On Monday, a federal jury sentenced the former owner of the now defunct Peanut Corporation of America to 28 years in prison for his role in one of the largest salmonella outbreaks in US history.
The outbreak happened in 2008 and 2009. It was blamed for nine deaths and hundreds of cases of salmonella, and it triggered one of the largest food recalls in US history.
The 28-year sentence is the stiffest punishment that a producer has ever received in a case of foodborne illness.
But Parnell wasn’t charged with killing or sickening anybody, even though the outbreak was connected to at least nine deaths across five states.
No, even though his actions led to the equivalent of a killing spree across multiple states, he was charged for 67 counts of defrauding customers.
But this case is actually even more basic than fraud. At its roots is the simple motivator that has tainted business dealings since the beginning of time: greed.
As District Judge W. Louis Sands explained about the case: “these acts were driven simply by the desire to profit and to protect profits notwithstanding the known risks [from Salmonella]. This is commonly and accurately referred to as greed.”
And that shouldn’t be surprising to anyone – for-profit corporations exist first and foremost to make money.
Even the framers of the US Constitution knew that. James Madison wrote in 1817,
“There is an evil which ought to be guarded against in the indefinite accumulation of property from the capacity of holding it in perpetuity by … corporations. The power of all corporations ought to be limited in this respect.
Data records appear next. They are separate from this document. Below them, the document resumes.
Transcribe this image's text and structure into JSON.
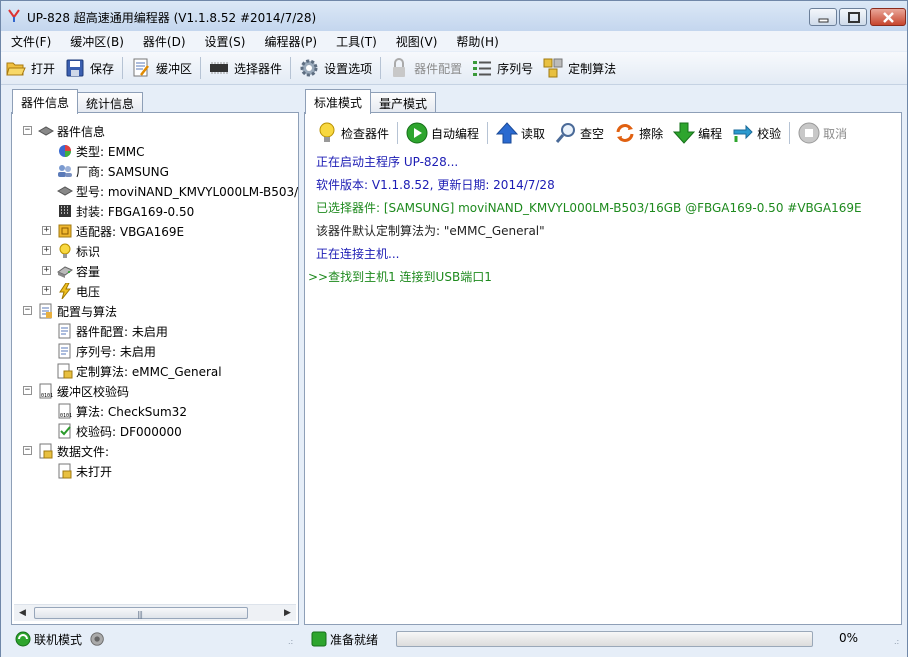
{
  "window": {
    "title": "UP-828 超高速通用编程器  (V1.1.8.52 #2014/7/28)"
  },
  "menu": [
    "文件(F)",
    "缓冲区(B)",
    "器件(D)",
    "设置(S)",
    "编程器(P)",
    "工具(T)",
    "视图(V)",
    "帮助(H)"
  ],
  "toolbar": {
    "open": "打开",
    "save": "保存",
    "buffer": "缓冲区",
    "select_device": "选择器件",
    "settings": "设置选项",
    "device_config": "器件配置",
    "serial": "序列号",
    "custom_algo": "定制算法"
  },
  "left_tabs": [
    "器件信息",
    "统计信息"
  ],
  "right_tabs": [
    "标准模式",
    "量产模式"
  ],
  "tree": {
    "device_info": "器件信息",
    "type": "类型: EMMC",
    "vendor": "厂商: SAMSUNG",
    "model": "型号: moviNAND_KMVYL000LM-B503/",
    "package": "封装: FBGA169-0.50",
    "adapter": "适配器: VBGA169E",
    "mark": "标识",
    "capacity": "容量",
    "voltage": "电压",
    "config_algo": "配置与算法",
    "device_config": "器件配置: 未启用",
    "serial": "序列号: 未启用",
    "custom_algo": "定制算法: eMMC_General",
    "buffer_checksum": "缓冲区校验码",
    "algorithm": "算法: CheckSum32",
    "checksum": "校验码: DF000000",
    "data_file": "数据文件:",
    "not_open": "未打开"
  },
  "actions": {
    "check": "检查器件",
    "auto": "自动编程",
    "read": "读取",
    "blank": "查空",
    "erase": "擦除",
    "program": "编程",
    "verify": "校验",
    "cancel": "取消"
  },
  "log": [
    {
      "text": "正在启动主程序 UP-828...",
      "color": "#1c1cb4"
    },
    {
      "text": "软件版本: V1.1.8.52, 更新日期: 2014/7/28",
      "color": "#1c1cb4"
    },
    {
      "text": "已选择器件: [SAMSUNG] moviNAND_KMVYL000LM-B503/16GB @FBGA169-0.50 #VBGA169E",
      "color": "#1e8a1e"
    },
    {
      "text": "该器件默认定制算法为: \"eMMC_General\"",
      "color": "#222222"
    },
    {
      "text": "正在连接主机...",
      "color": "#1c1cb4"
    },
    {
      "text": ">>查找到主机1 连接到USB端口1",
      "color": "#1e8a1e"
    }
  ],
  "status": {
    "mode": "联机模式",
    "ready": "准备就绪",
    "progress_percent": 0,
    "progress_text": "0%"
  },
  "colors": {
    "log_blue": "#1c1cb4",
    "log_green": "#1e8a1e",
    "progress_green": "#3cb043"
  }
}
The growing wealth acquired by them never fails to be a source of abuses.”
And for over a century states maintained control over corporations and corporate power in order to keep that “source of abuses” in check.
The framers of the Constitution had just fought the Revolutionary War to break the hold of the monopolistic British East India Company over the colonies and were suspicious of overwhelming corporate power.
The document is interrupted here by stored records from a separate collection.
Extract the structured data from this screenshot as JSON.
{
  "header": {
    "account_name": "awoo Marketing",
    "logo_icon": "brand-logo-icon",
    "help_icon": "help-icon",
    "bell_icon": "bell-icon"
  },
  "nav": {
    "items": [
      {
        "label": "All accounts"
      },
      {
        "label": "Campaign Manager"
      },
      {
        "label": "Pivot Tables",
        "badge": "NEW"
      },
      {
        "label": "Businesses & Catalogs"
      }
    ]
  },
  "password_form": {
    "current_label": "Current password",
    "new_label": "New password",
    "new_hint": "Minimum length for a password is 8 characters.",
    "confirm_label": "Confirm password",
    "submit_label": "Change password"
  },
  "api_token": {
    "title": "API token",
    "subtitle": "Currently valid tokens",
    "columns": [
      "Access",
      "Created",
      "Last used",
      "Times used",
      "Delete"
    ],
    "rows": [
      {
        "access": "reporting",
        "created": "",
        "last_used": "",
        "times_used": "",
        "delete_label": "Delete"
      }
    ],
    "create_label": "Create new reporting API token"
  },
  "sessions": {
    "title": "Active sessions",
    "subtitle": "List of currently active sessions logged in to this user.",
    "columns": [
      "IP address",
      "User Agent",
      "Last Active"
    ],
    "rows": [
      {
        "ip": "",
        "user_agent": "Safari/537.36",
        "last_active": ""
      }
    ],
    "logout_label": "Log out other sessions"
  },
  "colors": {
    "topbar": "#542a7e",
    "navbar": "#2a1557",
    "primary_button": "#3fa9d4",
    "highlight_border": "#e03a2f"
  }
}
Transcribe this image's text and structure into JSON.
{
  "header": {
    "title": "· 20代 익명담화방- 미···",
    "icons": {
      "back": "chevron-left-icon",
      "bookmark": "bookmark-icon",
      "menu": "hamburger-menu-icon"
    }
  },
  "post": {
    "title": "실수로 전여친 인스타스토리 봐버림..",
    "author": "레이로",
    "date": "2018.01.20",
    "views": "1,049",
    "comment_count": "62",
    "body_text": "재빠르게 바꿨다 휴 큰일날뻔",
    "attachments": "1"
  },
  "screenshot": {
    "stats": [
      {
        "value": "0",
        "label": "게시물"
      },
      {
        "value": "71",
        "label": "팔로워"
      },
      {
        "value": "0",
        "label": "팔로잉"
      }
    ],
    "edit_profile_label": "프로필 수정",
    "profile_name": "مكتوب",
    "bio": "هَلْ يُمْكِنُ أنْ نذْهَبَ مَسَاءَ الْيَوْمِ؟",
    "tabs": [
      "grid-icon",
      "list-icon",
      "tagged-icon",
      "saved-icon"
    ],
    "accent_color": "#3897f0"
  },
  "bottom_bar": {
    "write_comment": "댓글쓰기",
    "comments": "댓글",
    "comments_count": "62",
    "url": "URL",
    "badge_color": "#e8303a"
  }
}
But they also knew that the newly-founded country wouldn’t be able to grow without manufacturing and domestic corporations that could facilitate that.
And so from the very first days of our country, local, state and federal legislatures retained the power to limit corporate activity while still encouraging entrepreneurship.
Much of that power was based in “revocation clauses” – the ability of the state to revoke the corporate charter. “The corporate death penalty.”
It was a well-recognized legal fact at that time that corporations are “artificial persons,” and that they only really exist by the authorization of state legislatures in the form of a corporate charter.
And corporate charters were like a driver’s license for much of our country’s history – the government granted the owners of a corporation permission to operate in a certain way for a certain period of time.
There’s two key parts there. First, that the government is giving permission to operate – permission which can be revoked.
The second key part is that the license or the charter only gives permission to operate in a certain way.
A driver’s license isn’t a license to drive a car at any speed anywhere – those are things that can lead to a suspended license.
And historically a business charter would be revoked if the corporation acted anti-competitively or put citizens at risk with its operations.
And much like a driver’s license, for much of our country’s history, a corporation would have to apply to have its charter renewed after a set amount of time.
But that all changed in the late 19th century and early 20th century when states like New Jersey and Delaware started changing their charter laws to appeal to the nation’s largest corporations and to allow them to operate in ways that other states didn’t.
Those states led the charge against limits on corporate behavior – they allowed corporations to live forever – and they allowed them to have interlocking boards.
And that started a nationwide race to the bottom in terms of limiting corporate behavior.
If states wanted to attract the largest and most successful corporations, they would have to loosen their restrictions on corporate charters.
And that race to the bottom turned international as businesses grew into the multinational monopolists that we know today.
It’s good that Stewart Parnell is being held accountable for knowingly putting the public in danger.
And it’s good for the public that, in this case, the Peanut Corporation went bankrupt shortly after the initial recall of their products.
But the simple fact is this isn’t the first or the last time that corporate greed has been “a source of abuses.”
Take liability caps on oil spills, pipeline ruptures and mine collapses that let fossil fuel companies continue to operate, even after poisoning our waterways and endangering their workers.
Or the world’s biggest banks that brought the global financial system to its knees by defrauding anyone and everyone in the pursuit of endless profits.
Those businesses will keep putting profits over people as long as they know that the worst that will happen is a fine.